We used Python script cveda_databank/psc/cveda_generate_psc2.py to generate 10-digit codes such as:

  • the first 2 digits are 0, followed by a non-zero digit,
  • the Damerau–Levenshtein distance between codes is at least 3,
  • the PSC2 codes of the Imagen project (file psc2-imagen.txt below) are taken into account as existing codes and not re-used in c-VEDA.
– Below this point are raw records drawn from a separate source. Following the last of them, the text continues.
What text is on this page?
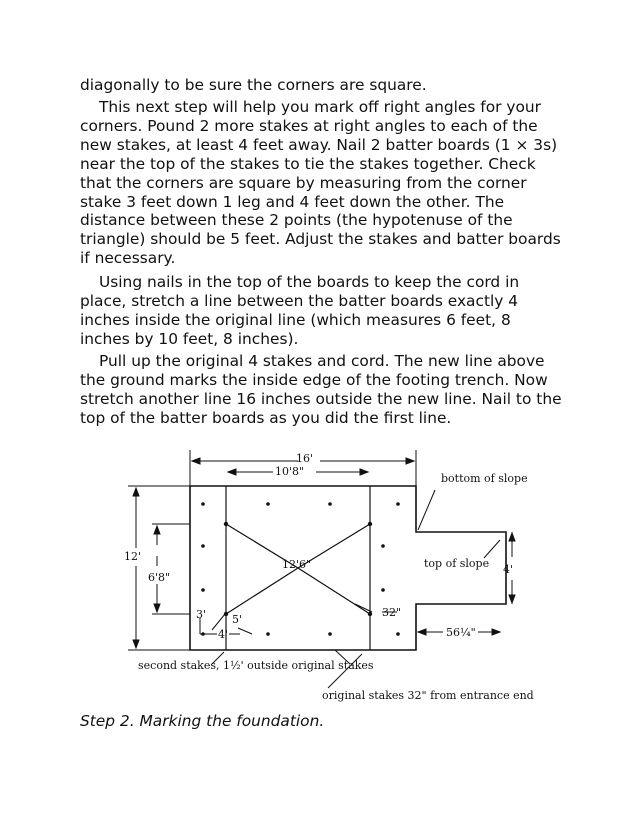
diagonally to be sure the corners are square.

This next step will help you mark off right angles for your corners. Pound 2 more stakes at right angles to each of the new stakes, at least 4 feet away. Nail 2 batter boards (1 × 3s) near the top of the stakes to tie the stakes together. Check that the corners are square by measuring from the corner stake 3 feet down 1 leg and 4 feet down the other. The distance between these 2 points (the hypotenuse of the triangle) should be 5 feet. Adjust the stakes and batter boards if necessary.

Using nails in the top of the boards to keep the cord in place, stretch a line between the batter boards exactly 4 inches inside the original line (which measures 6 feet, 8 inches by 10 feet, 8 inches).

Pull up the original 4 stakes and cord. The new line above the ground marks the inside edge of the footing trench. Now stretch another line 16 inches outside the new line. Nail to the top of the batter boards as you did the first line.

16'
10'8"
bottom of slope
12'
6'8"
12'6"	top of slope 4'
3' 5'
4'
32"
56¼"
second stakes, 1½' outside original stakes
original stakes 32" from entrance end
Step 2. Marking the foundation.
We let this script run until obtaining in excess of 100,000 10-digit codes, then killed it:

cat psc1-10-digit-3-zero.txt psc2-imagen.txt | cveda_generate_psc2.py > psc2-10-digit-2-zero.tmp

Then we discarded codes containing sequences of 4 repeating digits and kept exactly 100,000 10-digit PSC2 codes:

cat psc2-10-digit-2-zero.tmp | egrep -v '(1111|2222|3333|4444|5555|6666|7777|8888|9999|0000)' | shuf | head -100000 > psc2-10-digit-2-zero.txt
rm psc2-10-digit-2-zero.tmp

PSC1–PSC2 conversion table

Since we have 10,000 PSC1 identifiers, use 10,000 of the 100,000 10-digit PSC2 codes, prepend “00” to obtain 12-digit codes, and shuffle them so that we cannot easily infer the conversion table:

shuf psc2-10-digit-2-zero.txt | sed -n -e '1,10000{s/^/00/p}' > psc2.tmp

Also prepare a temporary file with the existing 10,000 PSC1 codes:

cat PSC1_*2016-07-05.txt | sort > psc1.tmp

Finally create the conversion table and delete temporary files:

paste -d ',' psc1.tmp psc2.tmp | sort > psc2psc_2016-07-12.txt
rm psc1.tmp psc2.tmp 

Valid PSC2 identifiers

We provide a list of valid identifiers to help end-users detect and investigate possible identifier errors.